Incremental elaboration of scenario-based specifications and behavior models using implied scenarios

Abstract

Behavior modeling has proved to be successful in helping uncover design flaws of concurrent and distributed systems. Nevertheless, it has not had a widespread impact on practitioners because model construction remains a difficult task and because the benefits of behavior analysis appear at the end of the model construction effort. In contrast, scenario-based specifications have a wide acceptance in industry and are well suited for developing first approximations of intended behavior; however, they are still maturing with respect to rigorous semantics and analysis tools.This article proposes a process for elaborating system behavior that exploits the potential benefits of behavior modeling and scenario-based specifications yet ameliorates their shortcomings. The concept that drives the elaboration process is that of implied scenarios . Implied scenarios identify gaps in scenario-based specifications that arise from specifying the global behavior of a system that will be implemented component-wise. They are the result of a mismatch between the behavioral and architectural aspects of scenario-based specifications. Due to the partial nature of scenario-based specifications, implied scenarios need to be validated as desired or undesired behavior. The scenario specifications are then updated accordingly with new positive or negative scenarios. By iteratively detecting and validating implied scenarios, it is possible to incrementally elaborate the behavior described both in the scenario-based specification and models.
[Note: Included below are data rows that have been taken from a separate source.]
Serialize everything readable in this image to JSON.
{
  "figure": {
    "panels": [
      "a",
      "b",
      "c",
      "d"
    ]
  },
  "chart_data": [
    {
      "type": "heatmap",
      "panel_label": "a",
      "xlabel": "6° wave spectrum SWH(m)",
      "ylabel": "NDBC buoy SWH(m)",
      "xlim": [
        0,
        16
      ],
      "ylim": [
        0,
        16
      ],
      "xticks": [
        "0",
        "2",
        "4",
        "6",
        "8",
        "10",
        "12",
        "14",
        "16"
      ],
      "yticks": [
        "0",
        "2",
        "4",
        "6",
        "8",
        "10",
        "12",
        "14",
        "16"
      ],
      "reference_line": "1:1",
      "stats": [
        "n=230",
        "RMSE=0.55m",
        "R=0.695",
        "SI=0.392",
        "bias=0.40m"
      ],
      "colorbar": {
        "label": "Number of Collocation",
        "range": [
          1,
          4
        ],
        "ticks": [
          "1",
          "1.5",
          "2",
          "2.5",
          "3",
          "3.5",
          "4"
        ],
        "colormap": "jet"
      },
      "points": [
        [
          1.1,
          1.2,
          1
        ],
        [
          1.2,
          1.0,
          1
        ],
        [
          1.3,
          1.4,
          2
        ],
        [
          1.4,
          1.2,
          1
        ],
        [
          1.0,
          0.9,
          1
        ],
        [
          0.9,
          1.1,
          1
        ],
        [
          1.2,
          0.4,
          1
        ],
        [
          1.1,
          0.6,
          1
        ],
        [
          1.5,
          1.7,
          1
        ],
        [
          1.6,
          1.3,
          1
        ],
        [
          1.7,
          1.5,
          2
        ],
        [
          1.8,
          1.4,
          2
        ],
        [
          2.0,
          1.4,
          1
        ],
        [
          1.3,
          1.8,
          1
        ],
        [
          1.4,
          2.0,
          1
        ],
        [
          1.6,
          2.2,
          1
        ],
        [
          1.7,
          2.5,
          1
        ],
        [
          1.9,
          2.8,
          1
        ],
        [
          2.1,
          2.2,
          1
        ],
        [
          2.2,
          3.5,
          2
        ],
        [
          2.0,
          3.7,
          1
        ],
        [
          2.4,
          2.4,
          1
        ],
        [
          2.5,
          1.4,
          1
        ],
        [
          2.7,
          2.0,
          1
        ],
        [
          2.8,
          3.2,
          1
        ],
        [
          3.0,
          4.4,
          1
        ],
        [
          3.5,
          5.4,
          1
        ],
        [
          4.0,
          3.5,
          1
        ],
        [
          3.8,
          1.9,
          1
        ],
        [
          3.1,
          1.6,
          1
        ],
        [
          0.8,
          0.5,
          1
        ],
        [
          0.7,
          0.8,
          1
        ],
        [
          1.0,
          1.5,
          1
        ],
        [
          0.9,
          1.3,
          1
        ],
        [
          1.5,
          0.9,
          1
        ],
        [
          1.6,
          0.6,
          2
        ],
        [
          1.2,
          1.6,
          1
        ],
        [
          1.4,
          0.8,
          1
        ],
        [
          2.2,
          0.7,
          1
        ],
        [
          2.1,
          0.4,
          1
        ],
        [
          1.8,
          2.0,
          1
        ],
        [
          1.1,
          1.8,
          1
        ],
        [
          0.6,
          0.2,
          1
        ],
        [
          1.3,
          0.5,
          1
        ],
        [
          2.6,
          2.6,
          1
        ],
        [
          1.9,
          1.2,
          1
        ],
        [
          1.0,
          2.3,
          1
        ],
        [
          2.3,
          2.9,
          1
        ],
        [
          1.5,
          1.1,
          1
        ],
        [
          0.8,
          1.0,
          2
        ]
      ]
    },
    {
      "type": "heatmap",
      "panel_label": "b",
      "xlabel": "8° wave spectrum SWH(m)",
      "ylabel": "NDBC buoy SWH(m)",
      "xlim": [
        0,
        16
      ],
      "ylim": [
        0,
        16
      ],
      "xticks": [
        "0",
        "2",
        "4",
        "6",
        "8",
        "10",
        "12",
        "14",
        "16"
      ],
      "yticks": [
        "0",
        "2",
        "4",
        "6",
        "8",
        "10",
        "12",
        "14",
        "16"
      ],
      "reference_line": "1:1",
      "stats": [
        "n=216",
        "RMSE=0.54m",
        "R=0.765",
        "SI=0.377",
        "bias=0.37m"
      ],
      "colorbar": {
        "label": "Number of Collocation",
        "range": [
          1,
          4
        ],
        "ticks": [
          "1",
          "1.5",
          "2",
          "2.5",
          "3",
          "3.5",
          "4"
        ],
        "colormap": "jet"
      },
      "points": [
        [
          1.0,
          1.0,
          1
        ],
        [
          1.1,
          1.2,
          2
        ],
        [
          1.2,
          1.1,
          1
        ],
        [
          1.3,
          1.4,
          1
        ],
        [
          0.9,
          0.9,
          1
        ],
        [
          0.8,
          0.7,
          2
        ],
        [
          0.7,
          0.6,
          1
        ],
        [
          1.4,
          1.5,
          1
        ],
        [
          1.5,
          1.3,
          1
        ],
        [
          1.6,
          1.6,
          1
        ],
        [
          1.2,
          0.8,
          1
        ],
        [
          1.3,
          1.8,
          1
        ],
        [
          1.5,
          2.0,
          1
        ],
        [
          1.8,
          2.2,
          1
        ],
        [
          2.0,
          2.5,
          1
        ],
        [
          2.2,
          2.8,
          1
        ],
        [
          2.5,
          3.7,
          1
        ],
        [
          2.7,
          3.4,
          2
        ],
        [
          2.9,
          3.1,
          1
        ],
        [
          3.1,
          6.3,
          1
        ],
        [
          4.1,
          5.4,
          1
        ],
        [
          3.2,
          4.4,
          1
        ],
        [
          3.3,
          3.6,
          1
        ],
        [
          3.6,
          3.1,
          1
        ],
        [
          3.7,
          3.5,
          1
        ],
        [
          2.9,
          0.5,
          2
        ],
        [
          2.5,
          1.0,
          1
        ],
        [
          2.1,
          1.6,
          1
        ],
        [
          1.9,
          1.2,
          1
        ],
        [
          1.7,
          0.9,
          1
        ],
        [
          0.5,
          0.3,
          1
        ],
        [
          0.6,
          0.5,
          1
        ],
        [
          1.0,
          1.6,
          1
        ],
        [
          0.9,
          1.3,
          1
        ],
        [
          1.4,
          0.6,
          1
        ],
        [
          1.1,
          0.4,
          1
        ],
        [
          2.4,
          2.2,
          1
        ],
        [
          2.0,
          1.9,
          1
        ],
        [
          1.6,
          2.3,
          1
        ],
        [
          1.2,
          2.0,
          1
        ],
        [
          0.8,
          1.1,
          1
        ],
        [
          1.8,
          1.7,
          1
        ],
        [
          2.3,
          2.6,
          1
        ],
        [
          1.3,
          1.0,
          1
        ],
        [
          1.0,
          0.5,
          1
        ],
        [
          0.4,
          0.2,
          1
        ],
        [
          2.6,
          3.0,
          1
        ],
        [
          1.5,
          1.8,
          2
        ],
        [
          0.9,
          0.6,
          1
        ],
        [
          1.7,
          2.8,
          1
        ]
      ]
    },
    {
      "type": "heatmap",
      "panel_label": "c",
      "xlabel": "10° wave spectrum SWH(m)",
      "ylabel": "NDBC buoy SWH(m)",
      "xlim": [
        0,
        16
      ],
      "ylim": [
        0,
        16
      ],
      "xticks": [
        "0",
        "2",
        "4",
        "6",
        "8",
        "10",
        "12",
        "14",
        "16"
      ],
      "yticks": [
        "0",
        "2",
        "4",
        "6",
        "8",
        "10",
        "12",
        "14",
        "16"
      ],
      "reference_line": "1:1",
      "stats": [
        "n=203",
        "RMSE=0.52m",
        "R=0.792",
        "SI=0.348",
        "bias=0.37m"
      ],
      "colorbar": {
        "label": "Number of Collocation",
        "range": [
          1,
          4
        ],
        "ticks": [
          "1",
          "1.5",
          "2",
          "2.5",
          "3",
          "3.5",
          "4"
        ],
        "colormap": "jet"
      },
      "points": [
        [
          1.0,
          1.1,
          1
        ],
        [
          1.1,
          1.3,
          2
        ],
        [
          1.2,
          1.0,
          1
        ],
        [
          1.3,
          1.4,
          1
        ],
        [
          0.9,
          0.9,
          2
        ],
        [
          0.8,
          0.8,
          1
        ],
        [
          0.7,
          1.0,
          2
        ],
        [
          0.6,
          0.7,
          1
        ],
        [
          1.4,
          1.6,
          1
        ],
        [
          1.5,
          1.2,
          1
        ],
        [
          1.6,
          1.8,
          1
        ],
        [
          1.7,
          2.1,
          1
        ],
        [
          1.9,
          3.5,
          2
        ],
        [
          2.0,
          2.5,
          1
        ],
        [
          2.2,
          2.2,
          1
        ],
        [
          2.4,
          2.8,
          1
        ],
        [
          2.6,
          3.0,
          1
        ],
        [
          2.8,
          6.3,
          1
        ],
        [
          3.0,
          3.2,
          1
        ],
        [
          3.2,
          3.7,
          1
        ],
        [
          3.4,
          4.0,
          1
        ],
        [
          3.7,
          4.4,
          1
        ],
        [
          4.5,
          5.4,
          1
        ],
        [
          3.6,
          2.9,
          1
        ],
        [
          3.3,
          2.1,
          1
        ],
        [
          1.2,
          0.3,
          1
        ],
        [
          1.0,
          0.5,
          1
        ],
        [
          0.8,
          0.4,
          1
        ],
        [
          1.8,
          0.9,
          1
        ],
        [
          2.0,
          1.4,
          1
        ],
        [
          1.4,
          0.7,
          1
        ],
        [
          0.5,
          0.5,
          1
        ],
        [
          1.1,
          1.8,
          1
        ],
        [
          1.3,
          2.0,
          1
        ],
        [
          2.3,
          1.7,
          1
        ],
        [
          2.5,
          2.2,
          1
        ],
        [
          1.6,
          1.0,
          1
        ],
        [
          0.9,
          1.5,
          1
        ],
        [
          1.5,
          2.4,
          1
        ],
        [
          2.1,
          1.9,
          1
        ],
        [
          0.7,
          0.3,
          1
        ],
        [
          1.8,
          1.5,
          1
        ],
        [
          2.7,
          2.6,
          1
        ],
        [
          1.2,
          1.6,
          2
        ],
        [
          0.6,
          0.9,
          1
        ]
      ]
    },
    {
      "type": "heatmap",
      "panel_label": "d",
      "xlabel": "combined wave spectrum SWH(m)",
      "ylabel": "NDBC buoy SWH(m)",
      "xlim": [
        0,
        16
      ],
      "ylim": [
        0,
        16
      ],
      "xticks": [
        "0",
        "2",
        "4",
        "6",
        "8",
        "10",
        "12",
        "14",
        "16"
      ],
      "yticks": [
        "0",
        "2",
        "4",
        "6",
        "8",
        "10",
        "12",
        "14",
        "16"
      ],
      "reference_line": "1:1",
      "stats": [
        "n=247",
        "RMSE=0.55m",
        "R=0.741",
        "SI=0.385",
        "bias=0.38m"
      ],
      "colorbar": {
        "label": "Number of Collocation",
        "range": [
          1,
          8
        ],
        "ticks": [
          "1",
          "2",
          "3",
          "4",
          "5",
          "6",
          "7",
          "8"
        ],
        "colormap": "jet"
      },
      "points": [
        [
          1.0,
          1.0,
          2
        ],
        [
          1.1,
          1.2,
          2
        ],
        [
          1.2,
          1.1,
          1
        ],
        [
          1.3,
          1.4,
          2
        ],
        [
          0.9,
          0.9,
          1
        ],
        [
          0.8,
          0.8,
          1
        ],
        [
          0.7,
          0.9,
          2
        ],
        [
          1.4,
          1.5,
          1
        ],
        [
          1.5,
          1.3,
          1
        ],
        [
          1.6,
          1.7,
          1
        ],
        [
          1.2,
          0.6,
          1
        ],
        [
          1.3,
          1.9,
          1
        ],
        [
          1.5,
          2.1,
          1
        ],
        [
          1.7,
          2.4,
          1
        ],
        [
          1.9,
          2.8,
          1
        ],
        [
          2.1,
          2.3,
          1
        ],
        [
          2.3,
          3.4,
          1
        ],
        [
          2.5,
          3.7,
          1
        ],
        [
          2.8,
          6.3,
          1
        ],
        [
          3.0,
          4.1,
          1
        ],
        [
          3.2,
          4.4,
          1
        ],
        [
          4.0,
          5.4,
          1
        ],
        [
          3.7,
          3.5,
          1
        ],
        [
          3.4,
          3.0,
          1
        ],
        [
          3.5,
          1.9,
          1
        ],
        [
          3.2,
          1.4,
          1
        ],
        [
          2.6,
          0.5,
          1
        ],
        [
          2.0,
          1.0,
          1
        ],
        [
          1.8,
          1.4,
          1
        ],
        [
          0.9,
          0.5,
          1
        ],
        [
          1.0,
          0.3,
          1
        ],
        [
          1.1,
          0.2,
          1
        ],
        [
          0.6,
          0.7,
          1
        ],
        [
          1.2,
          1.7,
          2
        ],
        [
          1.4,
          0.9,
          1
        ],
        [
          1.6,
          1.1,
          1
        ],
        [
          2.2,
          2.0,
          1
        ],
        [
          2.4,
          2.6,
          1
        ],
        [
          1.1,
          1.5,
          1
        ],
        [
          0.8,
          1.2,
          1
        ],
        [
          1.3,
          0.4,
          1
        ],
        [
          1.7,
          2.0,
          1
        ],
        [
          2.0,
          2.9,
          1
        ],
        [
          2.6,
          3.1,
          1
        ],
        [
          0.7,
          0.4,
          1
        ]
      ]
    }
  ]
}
The proposed elaboration process starts with a message sequence chart (MSC) specification that includes basic, high-level and negative MSCs. Implied scenario detection is performed by synthesis and automated analysis of behavior models. The final outcome consists of four artifacts: (1) an MSC specification that has been evolved from its original form to cover important aspects of the concurrent nature of the system that were under-specified or absent in the original specification, (2) a behavior model that captures the component structure of the system that, combined with (3) a constraint model and (4) a property model that provides the basis for modeling and reasoning about system design.